AUX SOLOVKI -6- Dionysi

Photo du net
Olga, la femme de Sacha Pesterov, le peintre qui nous a accompagnés aux Solovki, m’a fait visiter le monastère de saint Théraponte. Elle a des intuitions prodigieusement intéressantes. Une église construite par les parents d’Ivan le Terrible, et qui sous certains angles paraît assymétrique, retrouve tout son équilibre quand on la regarde du point de vue prévu par le constructeur, alors que si ses côtés avaient été symétriques, elle aurait été déséquilibrée aux yeux de celui qui arrivait dans la cour.

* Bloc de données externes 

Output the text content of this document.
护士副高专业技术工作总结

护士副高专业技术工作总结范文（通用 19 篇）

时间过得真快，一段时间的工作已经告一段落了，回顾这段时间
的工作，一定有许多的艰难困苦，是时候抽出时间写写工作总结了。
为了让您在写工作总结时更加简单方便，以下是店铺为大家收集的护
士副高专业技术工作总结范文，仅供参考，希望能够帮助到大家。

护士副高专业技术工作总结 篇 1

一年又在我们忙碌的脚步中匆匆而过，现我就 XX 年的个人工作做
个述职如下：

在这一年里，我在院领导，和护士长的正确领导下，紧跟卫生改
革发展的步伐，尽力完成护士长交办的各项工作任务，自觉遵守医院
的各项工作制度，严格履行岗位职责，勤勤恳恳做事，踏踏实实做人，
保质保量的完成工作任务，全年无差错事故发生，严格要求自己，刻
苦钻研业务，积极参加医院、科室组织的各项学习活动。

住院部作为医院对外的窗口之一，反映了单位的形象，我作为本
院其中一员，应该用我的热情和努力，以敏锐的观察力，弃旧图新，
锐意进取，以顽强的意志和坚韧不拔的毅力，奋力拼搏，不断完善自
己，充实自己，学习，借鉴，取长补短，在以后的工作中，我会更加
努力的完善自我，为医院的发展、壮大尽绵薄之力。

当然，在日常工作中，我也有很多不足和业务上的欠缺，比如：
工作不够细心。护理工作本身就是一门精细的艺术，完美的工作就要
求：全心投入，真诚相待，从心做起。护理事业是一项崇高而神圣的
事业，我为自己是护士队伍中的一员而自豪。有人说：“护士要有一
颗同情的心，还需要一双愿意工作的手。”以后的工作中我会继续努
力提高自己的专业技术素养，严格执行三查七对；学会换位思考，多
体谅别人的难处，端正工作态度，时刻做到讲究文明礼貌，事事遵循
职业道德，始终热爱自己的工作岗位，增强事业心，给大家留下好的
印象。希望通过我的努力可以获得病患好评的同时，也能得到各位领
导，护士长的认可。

Elle avait un très beau clocher, qui existe encore, mais les arcades ont été fermées par des fenêtres. Elle est équipée de structures en spirale destinées à amplifier les carillons et à la transformer en caisse de résonnance, et on lui a donné une forme qui évoque un navire, car une église orthodoxe doit être une nef, dont les coupoles sont les voiles et les croix les mâts haubannés, comparaison qui m’est si souvent venue à l’esprit que l’intention est en effet certaine. Saint Théraponte voulait un endroit « vaste et lisse », alors que saint Cyrille (du Lac Blanc) souhaitait un lieu fermé et sévère,  ils ont donc fondé chacun un monastère à peu de distance. Saint Théraponte est sur une éminence, il surmonte un beau lac et un paysage dégagé, mais au XIX° siècle, alors que l’enceinte initiale purement symbolique était située plus bas, de façon à laisser toute la vue, on a jugé bon de faire une muraille qui la cache et que les restaurateurs ont encore surélevée !


La plus ancienne église a été privée, au XVIII° siècle maudit, des structures en forme de diadème (kakochniks) qui ornaient le pied du tambour de la coupole. Elle était ornée, comme en Roumanie, de fresques extérieures. A l’endroit du tombeau de saint Martinien, qui a donné tout son éclat au monastère fondé par son père spirituel saint Théraponte, et qui se trouvait aussi à l’extérieur, le maître Dionysi avait fait des fresques qui en faisaient comme un petit autel, et où, sous l’influence italienne, il avait représenté au pied de la Mère de Dieu, Théraponte et Martinien, sans auréoles, car ils n’étaient pas encore canonisés, il était presque leur contemporain. Ces fresques ont été ravagées au XIX° siècle, car elles se sont retrouvées à l’intérieur d’une église construite à côté, et couverte de fresques à l’huile sans aucun intérêt.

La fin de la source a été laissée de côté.